Whether the source is a table lamp, a flashlight or the backlight on a portable computer, light tends to scatter randomly, causing strange shadows and flickering. A new type of light-diffusing technology, developed by Torrance-based Physical Optics Corp., promises to improve lighting in a wide range of applications, from flat-panel computer screens and projection systems to specialized flashlights used for aircraft inspection.
Called a light-shaping diffuser, it provides a way to shape those normally unruly light waves by bending off-target rays in the right direction while smoothing out differences in intensity.
Diffusers are already used with the fluorescent backlight on liquid crystal displays to produce a uniform light source. But the combination dramatically reduces the light’s intensity. Physical Optics’ LSD, which is based on a patterned holographic impression molded onto one surface of a thin, transparent material, retains close to 90% of the light, compared with 30% to 50% for conventional diffusers.
Thus, a notebook computer screen fitted with an LSD would be up to 15 times brighter, allowing both better viewing and longer battery life. Physical Optics’ LSDs have also found their way into a depth finder for fishermen.
Custom-Made Bones: Currently, when surgeons need to replace a joint that has broken or worn out, they order prosthetic devices from manufacturers. But these typically aren’t manufactured to fit a specific individual. Replacement of a bone segment, meanwhile, requires surgeons to manually reshape one of the patient’s less critical bones, or one from a cadaver. In either case, the manufacture of bone and joint replacements is time-consuming and expensive.
A collaborative research project hopes to develop new methods for producing ceramic prostheses tailored to individuals. The project involves Zimmer Inc., owned by Bristol-Myers Squibb and a leader in the design and manufacture of orthopedic implants; Midwest Orthopedics, an orthopedic surgical group; and the Energy Department’s Argonne National Laboratory.
The process begins by taking a 3-D X-ray image using a scanning technology developed by Argonne. To create a replacement bone segment for a patient’s left foot, for example, an X-ray image of the right foot would be digitized and entered into a computer. Using special software, the computer can flip the right foot’s 3-D X-ray image to produce a mirror image for the left foot.
This file is then read directly by a rapid-prototyping machine that builds the ceramic part using a process called “fused deposition.” The machine oozes ceramic material out a nozzle and builds the part layer by layer. A series of heat-treatment steps follow to harden the material.

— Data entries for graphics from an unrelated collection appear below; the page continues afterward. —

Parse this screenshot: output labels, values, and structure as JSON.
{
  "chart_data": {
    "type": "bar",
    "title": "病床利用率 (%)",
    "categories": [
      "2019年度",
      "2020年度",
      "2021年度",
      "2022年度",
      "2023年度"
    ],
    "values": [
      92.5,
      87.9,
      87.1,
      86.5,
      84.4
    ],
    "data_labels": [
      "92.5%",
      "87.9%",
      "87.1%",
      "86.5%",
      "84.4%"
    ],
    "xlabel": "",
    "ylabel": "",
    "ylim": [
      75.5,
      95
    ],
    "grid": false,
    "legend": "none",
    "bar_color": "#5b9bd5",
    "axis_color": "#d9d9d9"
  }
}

Melts in Your Brain: Of the 20,000 primary brain tumors diagnosed in the U.S. each year, the most common--and one of the most deadly of all cancers--is glioblastoma multiforme, or GBM. When GBM strikes, it progresses rapidly and often kills a patient within a year.
Recently, the Food and Drug Administration approved the first treatment ever to deliver chemotherapy directly to the tumor site--and the first new major brain cancer treatment to be approved in more than two decades. Called Gliadel, the product is a dime-sized plastic wafer that dissolves slowly when placed in the brain.
By delivering chemicals directly to the tumors, the wafers could prevent them from recurring. Gliadel, made by Guilford Pharmaceuticals Inc., a Baltimore biotechnology company, is based on a plastic technology developed at MIT.
Healthy Skepticism: Credit card companies have long used sophisticated software to look for suspicious patterns that might signal that while your credit card was in Los Angles lunching at Spago, you were still shoveling snow in Minneapolis. Now a Los Angeles-based company, Integrated HealthCare Inc., is using these same pattern-detection techniques to ferret out fraud in another arena: health care.
Health-care fraud, which costs government and private insurance plans at least $44 billion a year, is believed to be the fastest-growing criminal enterprise in the U.S. Integrated HealthCare, which provides its services to insurance companies, self-insured employers and medical providers, uses a combination of mathematical pattern-detection techniques such as regression analysis and rule induction, as well as neural networks and genetic algorithms, to analyze claims data.